All that money that we paid in for retirement is not in the bank. It has been spent. So now the government has to find new money.

Warpy

(111,317 posts)
5. We all know where to find it
Thu Feb 14, 2013, 09:44 PM
Feb 2013

but the thought makes politicians quake in their Guccis.

They'd rather starve old people. They don't expect old people to fight back.

 

RobertEarl

(13,685 posts)
6. So the future is..
Thu Feb 14, 2013, 09:51 PM
Feb 2013

SS and all that will have to become general fund expenditures and revenue.

I'm good with that. Start off with a clean slate. Taxes on things that the richest most use, like stocks and banks and yachts and jets and all that, will even the field and balance out payments.

Too, what i see is everybody gets the same amount of retirement funds, no matter what you made in your working years. Cool, huh?

Mattias

(25 posts)
7. Again
Thu Feb 14, 2013, 10:12 PM
Feb 2013

I agree. US should have the ambition to educate the most competent workforce in the world aswell as taking the best care of its elder. Unfortunately that ambition is and have been some time a lip only one.

Since Reagan the spending on discretionary items have been consistantly declining as share of GDP, to date entitlement spending has been upheld. In 2016 continuing the current pattern in discretionary spending it will be so low that roads, for the first time in history will have to be closed from danger and not uselesness. In 2020 the federal goverment will have to net contribute to entitlements eroding discretionary spending even more.
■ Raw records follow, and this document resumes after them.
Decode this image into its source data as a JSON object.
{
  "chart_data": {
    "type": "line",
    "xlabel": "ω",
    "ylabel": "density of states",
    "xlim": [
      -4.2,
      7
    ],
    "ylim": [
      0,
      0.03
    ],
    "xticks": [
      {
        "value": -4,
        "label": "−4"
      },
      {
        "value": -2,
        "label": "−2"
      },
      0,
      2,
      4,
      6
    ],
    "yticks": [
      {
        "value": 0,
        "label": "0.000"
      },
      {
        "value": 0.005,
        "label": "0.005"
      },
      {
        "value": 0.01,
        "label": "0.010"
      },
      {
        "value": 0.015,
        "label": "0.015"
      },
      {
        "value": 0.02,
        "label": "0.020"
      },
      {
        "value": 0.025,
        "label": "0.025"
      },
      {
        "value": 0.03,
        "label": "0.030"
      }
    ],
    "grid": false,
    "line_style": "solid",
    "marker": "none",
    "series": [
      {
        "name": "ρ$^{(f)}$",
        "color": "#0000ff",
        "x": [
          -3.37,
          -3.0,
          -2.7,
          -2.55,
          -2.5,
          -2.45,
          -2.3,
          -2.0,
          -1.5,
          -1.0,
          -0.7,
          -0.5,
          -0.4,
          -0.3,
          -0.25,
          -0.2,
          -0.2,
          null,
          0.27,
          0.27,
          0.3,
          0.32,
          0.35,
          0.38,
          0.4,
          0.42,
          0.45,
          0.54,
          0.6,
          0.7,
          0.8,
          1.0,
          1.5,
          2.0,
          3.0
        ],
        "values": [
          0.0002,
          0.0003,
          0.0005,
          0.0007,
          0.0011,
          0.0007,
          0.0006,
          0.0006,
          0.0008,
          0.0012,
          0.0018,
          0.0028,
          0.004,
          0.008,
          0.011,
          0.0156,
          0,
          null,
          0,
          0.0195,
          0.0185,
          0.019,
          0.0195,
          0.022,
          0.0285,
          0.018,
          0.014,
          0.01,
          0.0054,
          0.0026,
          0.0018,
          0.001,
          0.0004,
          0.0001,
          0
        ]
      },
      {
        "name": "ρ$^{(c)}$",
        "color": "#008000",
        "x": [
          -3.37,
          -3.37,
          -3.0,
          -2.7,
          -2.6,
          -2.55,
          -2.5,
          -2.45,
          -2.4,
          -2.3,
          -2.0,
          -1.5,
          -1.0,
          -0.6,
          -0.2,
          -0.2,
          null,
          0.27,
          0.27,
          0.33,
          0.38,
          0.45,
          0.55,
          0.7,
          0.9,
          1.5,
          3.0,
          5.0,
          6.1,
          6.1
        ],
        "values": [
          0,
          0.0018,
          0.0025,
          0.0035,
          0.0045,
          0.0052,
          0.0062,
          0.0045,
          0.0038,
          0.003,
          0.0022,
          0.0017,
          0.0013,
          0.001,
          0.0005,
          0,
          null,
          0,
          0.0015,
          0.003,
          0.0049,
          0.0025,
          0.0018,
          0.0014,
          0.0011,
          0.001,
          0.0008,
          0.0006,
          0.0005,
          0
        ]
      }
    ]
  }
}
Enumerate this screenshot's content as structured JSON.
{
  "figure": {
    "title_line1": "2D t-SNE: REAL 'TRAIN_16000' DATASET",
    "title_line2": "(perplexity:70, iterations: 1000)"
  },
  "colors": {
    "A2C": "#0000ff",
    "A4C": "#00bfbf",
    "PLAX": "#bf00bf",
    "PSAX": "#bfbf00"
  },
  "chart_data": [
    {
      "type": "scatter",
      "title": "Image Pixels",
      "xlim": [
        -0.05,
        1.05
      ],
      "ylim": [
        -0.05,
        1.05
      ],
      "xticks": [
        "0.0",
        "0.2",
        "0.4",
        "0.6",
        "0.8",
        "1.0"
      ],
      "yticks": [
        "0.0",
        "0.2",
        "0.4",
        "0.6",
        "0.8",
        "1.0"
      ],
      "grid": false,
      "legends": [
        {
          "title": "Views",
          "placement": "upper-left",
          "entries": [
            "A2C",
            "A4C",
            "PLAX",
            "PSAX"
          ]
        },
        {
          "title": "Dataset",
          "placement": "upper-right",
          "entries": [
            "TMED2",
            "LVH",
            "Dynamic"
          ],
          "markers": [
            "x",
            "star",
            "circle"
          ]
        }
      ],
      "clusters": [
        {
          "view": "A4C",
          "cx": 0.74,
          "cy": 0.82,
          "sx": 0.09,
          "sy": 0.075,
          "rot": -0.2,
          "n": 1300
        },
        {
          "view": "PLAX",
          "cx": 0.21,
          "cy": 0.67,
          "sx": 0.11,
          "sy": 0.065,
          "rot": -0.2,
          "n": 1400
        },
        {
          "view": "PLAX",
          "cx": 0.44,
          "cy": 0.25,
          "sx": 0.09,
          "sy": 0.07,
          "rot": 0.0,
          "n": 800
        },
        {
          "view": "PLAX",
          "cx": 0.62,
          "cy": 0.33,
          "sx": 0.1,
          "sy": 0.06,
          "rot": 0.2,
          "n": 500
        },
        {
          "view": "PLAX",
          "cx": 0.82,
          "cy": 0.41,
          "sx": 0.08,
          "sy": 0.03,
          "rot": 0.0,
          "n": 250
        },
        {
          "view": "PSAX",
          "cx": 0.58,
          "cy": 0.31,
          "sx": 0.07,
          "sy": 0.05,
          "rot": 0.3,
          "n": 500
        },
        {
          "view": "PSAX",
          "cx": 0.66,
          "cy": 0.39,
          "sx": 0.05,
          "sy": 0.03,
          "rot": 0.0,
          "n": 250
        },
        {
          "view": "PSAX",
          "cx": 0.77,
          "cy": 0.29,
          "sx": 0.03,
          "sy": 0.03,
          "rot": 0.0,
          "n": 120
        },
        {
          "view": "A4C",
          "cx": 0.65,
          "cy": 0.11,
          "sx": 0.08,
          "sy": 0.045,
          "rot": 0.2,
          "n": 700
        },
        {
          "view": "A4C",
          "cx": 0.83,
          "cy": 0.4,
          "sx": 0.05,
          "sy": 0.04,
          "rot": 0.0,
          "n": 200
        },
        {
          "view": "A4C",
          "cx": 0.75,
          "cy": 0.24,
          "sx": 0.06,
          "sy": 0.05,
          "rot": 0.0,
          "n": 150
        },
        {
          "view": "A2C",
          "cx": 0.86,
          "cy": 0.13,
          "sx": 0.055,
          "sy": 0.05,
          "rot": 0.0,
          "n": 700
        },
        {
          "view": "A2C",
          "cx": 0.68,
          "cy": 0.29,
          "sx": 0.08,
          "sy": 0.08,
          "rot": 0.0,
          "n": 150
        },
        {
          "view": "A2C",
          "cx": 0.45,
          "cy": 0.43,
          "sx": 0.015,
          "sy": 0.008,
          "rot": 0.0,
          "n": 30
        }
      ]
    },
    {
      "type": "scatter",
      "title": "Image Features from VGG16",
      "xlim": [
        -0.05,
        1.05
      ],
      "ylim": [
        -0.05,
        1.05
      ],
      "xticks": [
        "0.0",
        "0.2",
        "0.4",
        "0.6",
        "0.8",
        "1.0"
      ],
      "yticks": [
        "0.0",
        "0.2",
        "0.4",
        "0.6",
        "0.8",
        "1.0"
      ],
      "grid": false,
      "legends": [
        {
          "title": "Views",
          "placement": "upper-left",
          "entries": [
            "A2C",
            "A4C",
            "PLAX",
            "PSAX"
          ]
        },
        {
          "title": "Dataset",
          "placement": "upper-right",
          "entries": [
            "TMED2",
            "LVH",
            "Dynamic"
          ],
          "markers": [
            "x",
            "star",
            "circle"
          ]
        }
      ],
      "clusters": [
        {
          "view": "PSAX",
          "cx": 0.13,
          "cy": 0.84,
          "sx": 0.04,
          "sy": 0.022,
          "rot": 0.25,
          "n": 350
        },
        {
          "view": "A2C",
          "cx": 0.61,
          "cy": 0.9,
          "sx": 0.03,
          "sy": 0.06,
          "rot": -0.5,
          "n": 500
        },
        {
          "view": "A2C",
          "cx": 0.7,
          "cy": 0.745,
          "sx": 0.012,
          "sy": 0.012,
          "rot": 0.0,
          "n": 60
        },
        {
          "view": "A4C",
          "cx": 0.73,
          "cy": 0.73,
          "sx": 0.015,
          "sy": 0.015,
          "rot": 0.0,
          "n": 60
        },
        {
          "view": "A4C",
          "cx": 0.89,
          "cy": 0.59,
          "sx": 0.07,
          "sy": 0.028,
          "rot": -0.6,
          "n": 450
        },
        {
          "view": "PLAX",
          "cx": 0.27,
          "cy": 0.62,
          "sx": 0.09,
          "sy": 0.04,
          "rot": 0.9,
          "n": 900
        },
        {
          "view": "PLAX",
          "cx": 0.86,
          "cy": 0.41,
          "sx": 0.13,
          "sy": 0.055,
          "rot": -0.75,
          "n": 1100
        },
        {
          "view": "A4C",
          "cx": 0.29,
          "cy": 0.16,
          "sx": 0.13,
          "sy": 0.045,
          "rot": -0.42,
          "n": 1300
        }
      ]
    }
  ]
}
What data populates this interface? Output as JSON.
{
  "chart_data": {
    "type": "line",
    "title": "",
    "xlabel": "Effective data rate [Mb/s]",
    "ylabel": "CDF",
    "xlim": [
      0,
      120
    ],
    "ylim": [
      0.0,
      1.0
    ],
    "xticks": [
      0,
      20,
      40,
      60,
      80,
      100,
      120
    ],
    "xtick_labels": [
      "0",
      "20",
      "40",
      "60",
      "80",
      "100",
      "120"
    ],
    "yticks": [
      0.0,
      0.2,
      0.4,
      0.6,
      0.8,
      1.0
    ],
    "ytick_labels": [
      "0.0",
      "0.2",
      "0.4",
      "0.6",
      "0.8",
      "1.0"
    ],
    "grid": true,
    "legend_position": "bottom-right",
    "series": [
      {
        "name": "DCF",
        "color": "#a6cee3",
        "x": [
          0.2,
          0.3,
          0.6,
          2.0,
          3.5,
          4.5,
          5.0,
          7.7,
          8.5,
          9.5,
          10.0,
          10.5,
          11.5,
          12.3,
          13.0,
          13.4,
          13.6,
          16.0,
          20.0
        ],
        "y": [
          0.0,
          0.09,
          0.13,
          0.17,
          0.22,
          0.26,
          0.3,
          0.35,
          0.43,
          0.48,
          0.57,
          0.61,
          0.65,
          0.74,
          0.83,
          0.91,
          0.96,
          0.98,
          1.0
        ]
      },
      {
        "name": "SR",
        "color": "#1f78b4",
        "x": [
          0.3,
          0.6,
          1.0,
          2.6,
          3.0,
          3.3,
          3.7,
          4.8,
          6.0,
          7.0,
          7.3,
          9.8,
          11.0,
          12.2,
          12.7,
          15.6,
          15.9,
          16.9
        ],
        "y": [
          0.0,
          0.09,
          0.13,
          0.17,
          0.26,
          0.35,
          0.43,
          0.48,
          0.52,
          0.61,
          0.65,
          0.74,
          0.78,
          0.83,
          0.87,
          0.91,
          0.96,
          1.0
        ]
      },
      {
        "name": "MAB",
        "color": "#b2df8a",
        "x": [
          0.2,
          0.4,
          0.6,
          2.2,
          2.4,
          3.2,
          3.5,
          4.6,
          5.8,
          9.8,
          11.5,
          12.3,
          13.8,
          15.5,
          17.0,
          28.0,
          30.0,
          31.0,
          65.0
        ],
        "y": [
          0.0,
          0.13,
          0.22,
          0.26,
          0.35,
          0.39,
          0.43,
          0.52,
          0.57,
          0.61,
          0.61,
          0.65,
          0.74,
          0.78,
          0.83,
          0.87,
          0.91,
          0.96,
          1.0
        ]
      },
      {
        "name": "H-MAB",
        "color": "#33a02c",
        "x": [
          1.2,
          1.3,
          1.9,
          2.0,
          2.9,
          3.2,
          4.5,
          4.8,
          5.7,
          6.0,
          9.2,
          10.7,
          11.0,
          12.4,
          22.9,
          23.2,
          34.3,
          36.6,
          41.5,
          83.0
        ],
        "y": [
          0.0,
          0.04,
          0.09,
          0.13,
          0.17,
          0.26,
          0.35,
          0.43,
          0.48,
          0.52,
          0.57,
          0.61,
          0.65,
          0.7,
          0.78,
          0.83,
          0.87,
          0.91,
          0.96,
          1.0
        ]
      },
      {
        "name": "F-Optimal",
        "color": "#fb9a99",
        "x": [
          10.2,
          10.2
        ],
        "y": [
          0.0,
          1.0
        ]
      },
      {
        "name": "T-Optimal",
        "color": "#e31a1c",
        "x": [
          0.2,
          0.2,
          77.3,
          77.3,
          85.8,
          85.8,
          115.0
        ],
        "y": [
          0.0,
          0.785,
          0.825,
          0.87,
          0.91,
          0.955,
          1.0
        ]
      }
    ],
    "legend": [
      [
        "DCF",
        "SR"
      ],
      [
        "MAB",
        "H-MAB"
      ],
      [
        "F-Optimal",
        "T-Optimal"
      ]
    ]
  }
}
A private firm that wants to stay on top have to invest in new machinery and R&D even if it rather would have payed higher dividents, equally it have to fulfill current obligations even if it wish it hadent. Same rules go for a nation, to stay on top infrastructure and education need to be on top aswell as keeping contract obligations. Failing this a firm and a state go bust in the end. A private enterprise who expect to spend nothing for something will get nothing for nothing, so will a nation.